Cuda slow performance after process sleep/wait

I’m currently writing code for a system that has multiple processes, some CPU and GPU intensive. I noticed the performance I achieve for cuda kernel functions during runtime is noticeably different (dozens of percentage slower) than the results when I simply run those functions by themselves. One of the reasons I found is that calls for functions such as “std::this_thread::sleep_for” and condition_variable::wait would cause later runs of cuda kernel functions to be much slower.

I created a code snippet for example:

CMakeLists.txt

cmake_minimum_required(VERSION 3.22)
project(CudaSlow)

set(CMAKE_CUDA_COMPILER "/usr/local/cuda/bin/nvcc")
enable_language(CUDA)
FIND_PACKAGE(Threads REQUIRED)
FIND_PACKAGE(CUDA 10.2 REQUIRED)

set(CMAKE_CXX_STANDARD 17)

add_executable(CudaSlow main.cu)
target_include_directories(CudaSlow PUBLIC
        ${CUDA_INCLUDE_DIRS}
        )

TARGET_LINK_LIBRARIES(CudaSlow PUBLIC
        Threads::Threads
        ${CUDA_LIBRARIES}
        )

main.cu

#include <iostream>
#include <cuda_device_runtime_api.h>
#include <cuda_runtime.h>
#include <chrono>
#include <thread>

__global__ void Func(float* A, float* B, float* C, int N) {
    for (int j = threadIdx.x; j < N; j+= blockDim.x) {
        C[j] = A[j] * B[j];
    }
}


int main() {
    // example function variables
    int N = 1e5;
    float* A;
    float* B;
    float* C;
    cudaMalloc(&A, N * sizeof(float));
    cudaMalloc(&B, N * sizeof(float));
    cudaMalloc(&C, N * sizeof(float));
    cudaStream_t stream;
    cudaStreamCreate(&stream);
    auto iterations = 2000;
    // Run multiple iterations without std::this_thread::sleep_for
    {
        double totalTime = 0;
        for (int i = 0; i < iterations; ++i) {
            auto start = std::chrono::system_clock::now();
            Func<<<1, 512, 0, stream>>>(A, B, C, N);
            cudaStreamSynchronize(stream);
            totalTime += std::chrono::duration_cast<std::chrono::duration<double>>(
                    std::chrono::system_clock::now() - start).count();
        }
        std::cout << "Average time without std::this_thread::sleep_for is " << totalTime / (float) iterations << std::endl;
    }
    // Run multiple iterations with std::this_thread::sleep_for
    {
        double totalTime = 0;
        for (int i = 0; i < iterations; ++i) {
            auto start = std::chrono::system_clock::now();
            Func<<<1, 512, 0, stream>>>(A, B, C, N);
            cudaStreamSynchronize(stream);
            totalTime += std::chrono::duration_cast<std::chrono::duration<double>>(
                    std::chrono::system_clock::now() - start).count();
            // call to sleep that is outside the time calculation and after synchronizing the stream
            std::this_thread::sleep_for(std::chrono::milliseconds (1));
        }
        std::cout << "Average time with std::this_thread::sleep_for is " << totalTime / (float) iterations << std::endl;
    }
    return 0;
}

The output when I run this program on a GeForce RTX 3090 with Cuda 11.4:

Average time without std::this_thread::sleep_for is 7.91676e-05
Average time with std::this_thread::sleep_for is 0.000129487

You’re close to measuring the launch overhead with these tiny kernels doing almost nothing.
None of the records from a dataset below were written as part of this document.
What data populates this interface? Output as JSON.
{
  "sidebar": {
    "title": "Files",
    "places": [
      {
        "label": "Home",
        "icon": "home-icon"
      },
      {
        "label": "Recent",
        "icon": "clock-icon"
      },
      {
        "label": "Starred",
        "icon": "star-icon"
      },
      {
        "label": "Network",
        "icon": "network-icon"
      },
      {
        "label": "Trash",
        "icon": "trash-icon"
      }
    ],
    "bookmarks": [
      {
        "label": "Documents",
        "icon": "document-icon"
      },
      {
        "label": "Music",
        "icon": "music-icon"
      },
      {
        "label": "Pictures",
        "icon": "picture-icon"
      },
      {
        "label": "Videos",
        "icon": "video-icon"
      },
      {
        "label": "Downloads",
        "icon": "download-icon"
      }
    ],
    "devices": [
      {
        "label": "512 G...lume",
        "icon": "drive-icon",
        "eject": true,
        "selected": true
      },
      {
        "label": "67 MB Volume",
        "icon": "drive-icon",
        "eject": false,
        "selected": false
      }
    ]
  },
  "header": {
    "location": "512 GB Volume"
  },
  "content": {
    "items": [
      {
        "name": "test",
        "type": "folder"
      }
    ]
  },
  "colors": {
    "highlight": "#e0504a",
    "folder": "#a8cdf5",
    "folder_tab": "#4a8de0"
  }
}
I suspect the difference here would be lost in the noise if your kernels executed for a few milliseconds. For example, by adding a for loop to your kernel and running it for 100 times, I get results like this:

Average time without std::this_thread::sleep_for is 0.00415706
Average time with std::this_thread::sleep_for is 0.00416839

Now the difference is less than 1%.

So we are talking about a relatively small (on the order of the kernel launch overhead) fixed cost that appears when you put a thread to sleep, to subsequently launch a kernel after the thread wakes up.

Since CUDA has a lazy initialization process, it wouldn’t surprise me that there is some additional resource initialization time to make the CUDA runtime usable again, after a thread goes to sleep and wakes up.

I have no idea what is happening, really, that is just idle speculation. But generally good advice for using CUDA is to try to avoid launching kernels that are a few microseconds or a few tens of microseconds in duration. If you do so, even independent of your observation here, the cost to launch a kernel becomes a significant part of your overall workflow, and thus you are using the GPU inefficiently.

You can file a bug if you wish, but my guess is that:

  1. this is ultimately expected behavior
  2. its unlikely that significant resource would be applied to try to improve this situation, because you are using the GPU inefficiently (even if this were “fixed”).